Dieses Wochenende wollten wir gemütlich zu Hause verbringen.
Ich hatte gekocht und einen guten Rotwein dazu geöffnet.
Er lehnte ein zweites Glas ab und so sprach ich dem köstlichen Nass gut zu.
Immer wieder, wenn ich in sein geliebtes Gesicht sah, merkte ich ein leichtes unterdrücktes Grinsen um seine Mundwinkel, konnte es aber nicht deuten.
„Lass dich überraschen,“ sagte er, wenn ich ihn fragte.
Na gut! Ich fragte nicht weiter und als der Tisch abgedeckt war und ich ins Wohnzimmer gehen wollte, stand er in der Diele.
Sofort machte ich ein enttäuschtes Gesicht, dachte ich doch, er hätte mal wieder wenig Zeit und müsse nun gehen.
Aber er lachte nur, nahm mich bei der Hand und meinte vergnügt:
„Fahren wir ein Stück im Cabrio? Das Wetter ist so herrlich?“
Wir stiegen ein und fuhren Richtung Innenstadt.

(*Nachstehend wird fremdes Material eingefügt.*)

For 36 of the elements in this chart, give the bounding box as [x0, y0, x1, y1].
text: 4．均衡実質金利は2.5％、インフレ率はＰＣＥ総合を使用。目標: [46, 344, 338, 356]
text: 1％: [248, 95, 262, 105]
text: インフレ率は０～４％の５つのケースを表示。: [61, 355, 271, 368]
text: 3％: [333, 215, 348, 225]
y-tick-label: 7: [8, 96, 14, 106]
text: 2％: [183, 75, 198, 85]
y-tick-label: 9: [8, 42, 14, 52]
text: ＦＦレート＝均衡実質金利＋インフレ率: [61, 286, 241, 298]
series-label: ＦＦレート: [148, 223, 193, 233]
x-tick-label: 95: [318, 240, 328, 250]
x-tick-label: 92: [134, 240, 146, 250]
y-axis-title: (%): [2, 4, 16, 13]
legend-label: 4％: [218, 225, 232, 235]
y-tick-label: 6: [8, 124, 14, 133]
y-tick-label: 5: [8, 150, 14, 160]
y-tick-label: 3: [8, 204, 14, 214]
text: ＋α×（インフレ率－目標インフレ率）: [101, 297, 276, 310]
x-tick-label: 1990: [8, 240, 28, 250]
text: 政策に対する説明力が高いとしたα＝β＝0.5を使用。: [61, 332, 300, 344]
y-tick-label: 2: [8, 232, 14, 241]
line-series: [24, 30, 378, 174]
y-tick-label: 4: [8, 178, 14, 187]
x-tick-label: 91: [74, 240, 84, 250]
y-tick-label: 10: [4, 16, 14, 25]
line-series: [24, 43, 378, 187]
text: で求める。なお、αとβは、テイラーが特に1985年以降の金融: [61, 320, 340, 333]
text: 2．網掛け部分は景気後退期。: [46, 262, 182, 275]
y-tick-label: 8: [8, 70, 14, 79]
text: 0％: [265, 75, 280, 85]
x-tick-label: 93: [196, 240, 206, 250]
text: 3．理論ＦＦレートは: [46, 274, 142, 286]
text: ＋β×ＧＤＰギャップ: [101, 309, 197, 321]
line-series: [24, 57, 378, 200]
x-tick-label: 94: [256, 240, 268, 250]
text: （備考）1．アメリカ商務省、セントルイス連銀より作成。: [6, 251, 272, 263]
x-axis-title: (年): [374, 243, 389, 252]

Doch er bog ab über einen Feldweg zum Unisee.
Im Dämmerlicht sah ich einige Autos, die dort parkten.
Einen Spaziergang zu machen, schnallte ich mich ab und wollte aussteigen ...
Doch er hielt mich fest, schaute mich verschmitzt an und fragte:
“Weißt du noch deinen Wunsch?“
Da begriff ich ... hatte es mir aber anders vorgestellt..... es sollte dunkel sein und total abgelegen.....
An solch einem Tag hier ist aber noch reger Verkehr ...
Er lachte und meinte:
“Na und? Gerade das ist doch das Erregende dabei.“
Nun saß ich da mit meinem Talent und der großen Klappe....
Er drehte sich auf dem Fahrersitz so, dass er mich anschauen konnte und nahm mich in die Arme, flüsterte mir leise zärtliche Worte ins Ohr.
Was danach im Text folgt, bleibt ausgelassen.